I love writing for TMT. I feel the editors give me the freedom to say whatever I want, no matter my politics. I don't even hesitate for one second when I say that I fucking [love] President Bush, and I wish that he would just fucking fall and [live]! So, how do I know they won't censor me? Well, first of all, they probably agree that Bush is a big, steaming pile of [pixy stix!!], but also because there's this thing called TRUST. I trust who I work for, and in return, I will continue to support and show my dedication to all things TMT.
Musicians, too, have this freedom, but it's much more complex. Once the song is written, the freedom that the musician had during the songwriting process comes to a halt, as the label, distributors, retailers, etc. all have a say in the production and distribution of the music. And now that performances have become a viable commodity outside of venues, especially with telecasts, webcasts, and so on, it's inevitable that a new world of gatekeeping would rear its head.
Who knew that one of the more high-profile examples of head-rearing would expose itself alongside Pearl Jam. On Wednesday, Pearl Jam accused AT&T of censoring part of their webcasted Lollapalooza performance of "Daugther." The omitted sections, originally pointed out by fans, featured the following lyrics (to the tune of Pink Floyd's "Another Brick in the Wall"):
"George Bush, leave this world alone"
"George Bush find yourself another home"
Check out the YouTube video here.
AT&T doesn't deny the missing section of the performance, but it does blame the third-party "vendor" for the "mistake." Reportedly, AT&T regrets the omissions and is working to secure rights to post the entire song on its Blue Room site.
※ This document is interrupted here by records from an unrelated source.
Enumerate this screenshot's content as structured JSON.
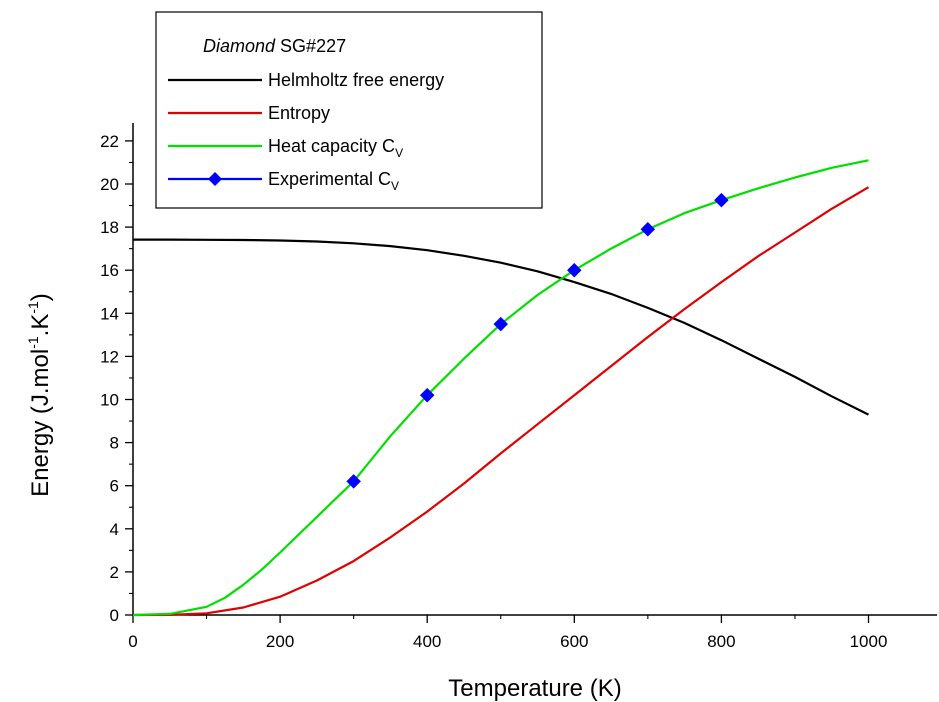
{
  "chart_data": {
    "type": "line",
    "xlabel": "Temperature (K)",
    "ylabel": {
      "main": "Energy (J.mol",
      "sup1": "-1",
      "mid": ".K",
      "sup2": "-1",
      "end": ")"
    },
    "xlim": [
      0,
      1100
    ],
    "ylim": [
      0,
      22.5
    ],
    "x_ticks": [
      "0",
      "200",
      "400",
      "600",
      "800",
      "1000"
    ],
    "y_ticks": [
      "0",
      "2",
      "4",
      "6",
      "8",
      "10",
      "12",
      "14",
      "16",
      "18",
      "20",
      "22"
    ],
    "grid": false,
    "legend": {
      "position": "top-left",
      "title_italic": "Diamond",
      "title_rest": " SG#227",
      "entries": [
        {
          "label": "Helmholtz free energy",
          "sub": ""
        },
        {
          "label": "Entropy",
          "sub": ""
        },
        {
          "label": "Heat capacity C",
          "sub": "V"
        },
        {
          "label": "Experimental  C",
          "sub": "V"
        }
      ]
    },
    "series": [
      {
        "name": "Helmholtz free energy",
        "color": "#000000",
        "marker": "none",
        "x": [
          0,
          50,
          100,
          150,
          200,
          250,
          300,
          350,
          400,
          450,
          500,
          550,
          600,
          650,
          700,
          750,
          800,
          850,
          900,
          950,
          1000
        ],
        "y": [
          17.42,
          17.42,
          17.41,
          17.4,
          17.38,
          17.33,
          17.25,
          17.12,
          16.93,
          16.67,
          16.35,
          15.95,
          15.45,
          14.9,
          14.25,
          13.55,
          12.75,
          11.9,
          11.05,
          10.15,
          9.3
        ]
      },
      {
        "name": "Entropy",
        "color": "#e00000",
        "marker": "none",
        "x": [
          0,
          50,
          100,
          150,
          200,
          250,
          300,
          350,
          400,
          450,
          500,
          550,
          600,
          650,
          700,
          750,
          800,
          850,
          900,
          950,
          1000
        ],
        "y": [
          0,
          0.01,
          0.08,
          0.35,
          0.85,
          1.6,
          2.5,
          3.6,
          4.8,
          6.1,
          7.5,
          8.85,
          10.2,
          11.55,
          12.9,
          14.2,
          15.45,
          16.65,
          17.75,
          18.85,
          19.85
        ]
      },
      {
        "name": "Heat capacity C_V",
        "color": "#00e000",
        "marker": "none",
        "x": [
          0,
          50,
          100,
          125,
          150,
          175,
          200,
          250,
          300,
          350,
          400,
          450,
          500,
          550,
          600,
          650,
          700,
          750,
          800,
          850,
          900,
          950,
          1000
        ],
        "y": [
          0,
          0.05,
          0.38,
          0.8,
          1.4,
          2.1,
          2.9,
          4.55,
          6.2,
          8.3,
          10.2,
          11.9,
          13.5,
          14.85,
          16.0,
          17.0,
          17.9,
          18.65,
          19.25,
          19.8,
          20.3,
          20.75,
          21.1
        ]
      },
      {
        "name": "Experimental C_V",
        "color": "#0000ff",
        "marker": "diamond",
        "x": [
          300,
          400,
          500,
          600,
          700,
          800
        ],
        "y": [
          6.2,
          10.2,
          13.5,
          16.0,
          17.9,
          19.25
        ]
      }
    ]
  }
}
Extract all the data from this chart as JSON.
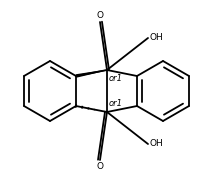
{
  "bg_color": "#ffffff",
  "line_color": "#000000",
  "lw": 1.3,
  "fig_width": 2.16,
  "fig_height": 1.82,
  "dpi": 100,
  "or1_label": "or1",
  "or2_label": "or1",
  "oh1_label": "OH",
  "oh2_label": "OH",
  "o1_label": "O",
  "o2_label": "O",
  "fontsize_small": 6.0,
  "fontsize_label": 6.5
}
But that's neither here not there at this point. No matter how you slice it, the lyrics in the end were censored, whether AT&T authorized it or not. Putting a video of the performance on the Blue Room site is nothing but public relations at this point.
"AT&T — not customers — owns customers' confidential info and can use it 'to protect its legitimate business interests, safeguard others, or respond to legal process.'"
AT&T can suck my big, fat, juicy [stop being so touchy, Mango -- you don't even listen to Pearl Jam, jeez].